De stridents coups de sifflet déchiraient l’air, commandant à ces soldats comme à une chiourme.

Déjà les troupes, sous le cliquetis lumineux des baïonnettes, noircissaient tout l’immense chemin, aussi loin que le regard pouvait s’étendre, jusqu’au parc de Koekelberg.

Joseph en avait assez vu. Alors, s’arrachant au magnétisme de ce cruel spectacle, il descendit le boulevard dans l’espoir de trouver un gué. Une petite dame, qui s’était dégagée de la foule en même temps que lui, le prit une seconde pour confident avec cette familiarité réflexe qui naît de l’émotion. Elle faisait une grimace de nausée :

— Oeie moi, je ne sais pas rester… Ça me fait quelque chose, ici, tenez…

Et elle appuyait sa main sur un corsage dont le galbe n’eût pas laissé de captiver l’attention en d’autres temps. Mais après quelques pas, elle s’arrêtait brusquement, s’installait de nouveau parmi les curieux, tant ces hordes l’attiraient et peut-être ce relent de suint qu’elles répandaient sous les arbres…

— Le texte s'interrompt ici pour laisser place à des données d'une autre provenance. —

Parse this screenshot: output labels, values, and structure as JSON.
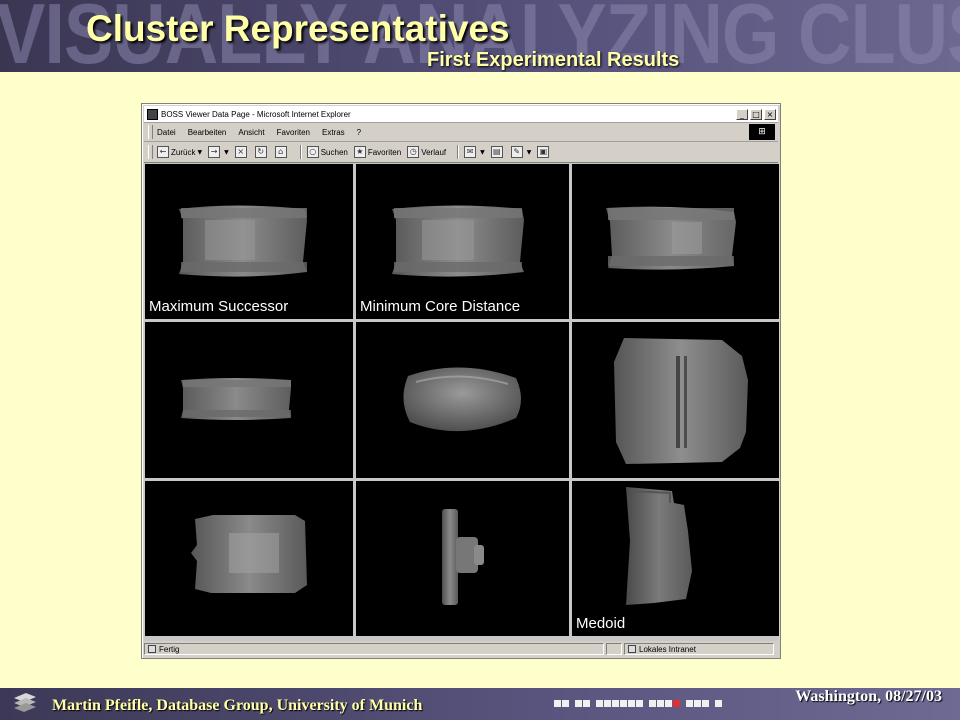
{
  "slide": {
    "header_background_text": "VISUALLY ANALYZING CLUSTER HIERARCHIES",
    "title": "Cluster Representatives",
    "subtitle": "First Experimental Results",
    "footer_author": "Martin Pfeifle, Database Group, University of Munich",
    "footer_date": "Washington, 08/27/03",
    "progress_groups": [
      2,
      2,
      6,
      4,
      3,
      1
    ],
    "progress_current_index": 13
  },
  "browser": {
    "window_title": "BOSS Viewer Data Page - Microsoft Internet Explorer",
    "window_buttons": [
      "_",
      "□",
      "×"
    ],
    "menu": [
      "Datei",
      "Bearbeiten",
      "Ansicht",
      "Favoriten",
      "Extras",
      "?"
    ],
    "toolbar": {
      "back": "Zurück",
      "search": "Suchen",
      "favorites": "Favoriten",
      "history": "Verlauf"
    },
    "status": {
      "text": "Fertig",
      "zone": "Lokales Intranet"
    }
  },
  "grid": {
    "cells": [
      {
        "label": "Maximum Successor",
        "shape": "ring-wide"
      },
      {
        "label": "Minimum Core Distance",
        "shape": "ring-wide"
      },
      {
        "label": "",
        "shape": "ring-wide-small"
      },
      {
        "label": "",
        "shape": "ring-thin"
      },
      {
        "label": "",
        "shape": "bowl"
      },
      {
        "label": "",
        "shape": "drum"
      },
      {
        "label": "",
        "shape": "spool"
      },
      {
        "label": "",
        "shape": "flange"
      },
      {
        "label": "Medoid",
        "shape": "wedge"
      }
    ]
  },
  "colors": {
    "slide_background": "#ffffcc",
    "title_color": "#ffffa8",
    "header_bg": "#4a4668",
    "part_gray": "#7a7a7a"
  }
}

Joseph ne pensait plus qu’à rentrer chez lui par le plus court, car sa famille devait avoir appris maintenant la nouvelle et s’inquiétait sans doute de son absence. Il savait d’ailleurs combien la tendresse d’Adolphine était sujette aux alarmes et les dangers extraordinaires que forgeait tout de suite son imagination puérile.